Immer wieder murmelte er ein entschuldigendes „falsches Zimmer“ und verdrückte sich hastig wieder nach draußen, ehe ihn jemand fragen konnte, zu wem er eigentlich wollte. Nach vierzehn Fehltritten und einem inzwischen extrem angespannten Nervenkostüm, erreichte er ein Zimmer, in dem eine junge Frau lag, die schlief. Über ihre Wange spannte sich ein großes, weißes Pflaster.
    Er verspürte den Impuls sich dem Fuß des Bettes zu nähern und die Krankenakte aus der Halterung zu ziehen. Langsam und leise gab er diesem Impuls nach und überflog den kurzen Bericht.
    Name: unbekannt.
    Alter: unbekannt; geschätzt zwischen 22 und 26.
    Anamnese: Unterkühlung, Schnittwunden auf Körper und Wange, Prellungen, blaue Flecken, Kopfverletzung.
    Diagnose: Gedächtnisverlust (möglicherweise aufgrund eines Schädel-Hirn-Traumas); Schock?; Posttraumatische Belastungsstörung?.
    „Jackpot“, ging es ihm durch den Kopf. Er steckte die Akte leise zurück und besah sich die Frau genauer. Wie sie so dalag, wirkte sie sehr zerbrechlich. Sie kam ihm etwas jünger vor, als er selbst war – etwa so alt wie Marah. Ihr Haar war hellbraun und reichte ihr glatt bis über die Schultern.

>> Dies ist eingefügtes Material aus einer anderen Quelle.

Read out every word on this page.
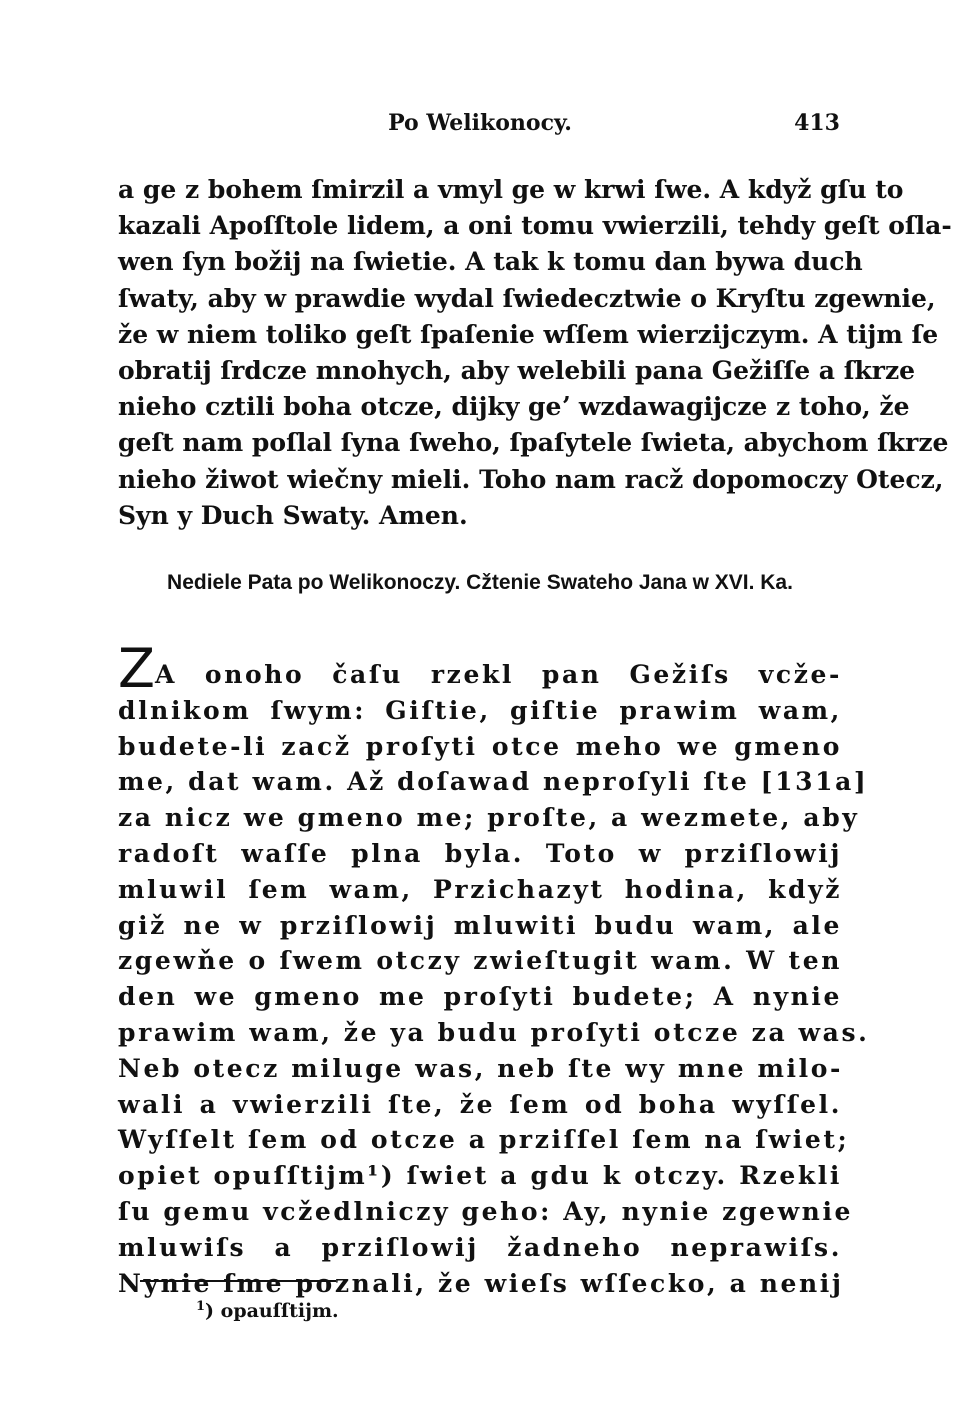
Po Welikonocy.	413
a ge z bohem ſmirzil a vmyl ge w krwi ſwe. A když gſu to
kazali Apoſſtole lidem, a oni tomu vwierzili, tehdy geſt oſla-
wen ſyn božij na ſwietie. A tak k tomu dan bywa duch
ſwaty, aby w prawdie wydal ſwiedecztwie o Kryſtu zgewnie,
že w niem toliko geſt ſpaſenie wſſem wierzijczym. A tijm ſe
obratij ſrdcze mnohych, aby welebili pana Gežiſſe a ſkrze
nieho cztili boha otcze, dijky geʼ wzdawagijcze z toho, že
geſt nam poſlal ſyna ſweho, ſpaſytele ſwieta, abychom ſkrze
nieho žiwot wiečny mieli. Toho nam racž dopomoczy Otecz,
Syn y Duch Swaty. Amen.
Nediele Pata po Welikonoczy. Cžtenie Swateho Jana w XVI. Ka.
ZA onoho čaſu rzekl pan Gežiſs vcže-
dlnikom ſwym: Giſtie, giſtie prawim wam,
budete-li zacž proſyti otce meho we gmeno
me, dat wam. Až doſawad neproſyli ſte [131a]
za nicz we gmeno me; proſte, a wezmete, aby
radoſt waſſe plna byla. Toto w prziſlowij
mluwil ſem wam, Przichazyt hodina, když
giž ne w prziſlowij mluwiti budu wam, ale
zgewňe o ſwem otczy zwieſtugit wam. W ten
den we gmeno me proſyti budete; A nynie
prawim wam, že ya budu proſyti otcze za was.
Neb otecz miluge was, neb ſte wy mne milo-
wali a vwierzili ſte, že ſem od boha wyſſel.
Wyſſelt ſem od otcze a prziſſel ſem na ſwiet;
opiet opuſſtijm¹) ſwiet a gdu k otczy. Rzekli
ſu gemu vcžedlniczy geho: Ay, nynie zgewnie
mluwiſs a prziſlowij žadneho neprawiſs.
Nynie ſme poznali, že wieſs wſſecko, a nenij
$^1$) opauſſtijm.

    Seine Augen folgten dem Schlauch, der aus ihrem rechten Unterarm in einen Infusionsbeutel führte. Wunderbar, er würde sie davon losmachen müssen. Bei dieser Vorstellung überkam ihn ein unbehagliches Schütteln. Nein, er wollte nicht daran herumfummeln. Außerdem: Womöglich war die Infusion wichtig. Er würde den Beutel einfach mitnehmen.
    Nachdem er nochmals einen tiefen Atemzug getan hatte, räusperte er sich vernehmlich.

***
     
     
    Gwen zuckte zusammen, schlug die Augen auf und sah einen blondhaarigen, leicht lockigen Mann vor sich. Unwillkürlich sog sie nach Luft – dann erkannte sie, dass er die weiße Krankenhauskluft trug. „Nur ein Mitarbeiter“, formte sich der beruhigende Gedanke in ihrem Kopf.
    „Alles in Ordnung. Ich bin hier, um Sie für eine Untersuchung abzuholen.“
    Sie stutzte, der Anflug von Skepsis stieg in ihr auf. „Eine Untersuchung? Was für eine Untersuchung? Geht das nicht auch hier im Zimmer?“
    „Nein, wir … ich bringe Sie zum Röntgen. Wie Sie sehen“, er machte eine lächelnde Geste mit den Armen, „ist hier kein Gerät, mit dem ich Sie röntgen könnte – wenn ich Sie röntgen würde. Das macht natürlich … ihr Arzt. Er hat einen, äh … Scan vorgeschlagen, da Sie sich doch an nichts erinnern können.“
    Sie biss sich auf die Unterlippe. Sie war nicht vollständig von der Wahrheit seiner Worte überzeugt. Irgendetwas an diesem Pfleger kam ihr seltsam vor.
    Er griff nach dem Infusionsbeutel, löste ihn aus der Halterung und reichte ihn ihr. „Hier, halten Sie den bitte. Können Sie sich aufsetzen? Und aufstehen? Oder soll ich Sie in den Stuhl heben?“
    Immer noch hatte sie ein merkwürdiges Gefühl. „Warum soll ich den Beutel halten? Warum rollen Sie nicht einfach den Ständer neben dem Stuhl her?“
    Er sah aus, als würde er mit Mühe etwas herunterschlucken. „Ja, da haben Sie recht.“ Er griff den Beutel und mühte sich ab, ihn wieder in die Halterung zu bekommen. „In Ordnung – soll ich Ihnen jetzt helfen oder nicht?“
    „Ich glaube, ich schaffe es alleine“, erwiderte sie gedehnt. Langsam setzte sie sich auf und legte die Beine über die Bettkante. Ihr ganzer Körper fühlte sich ungemein schwer und ungelenk an.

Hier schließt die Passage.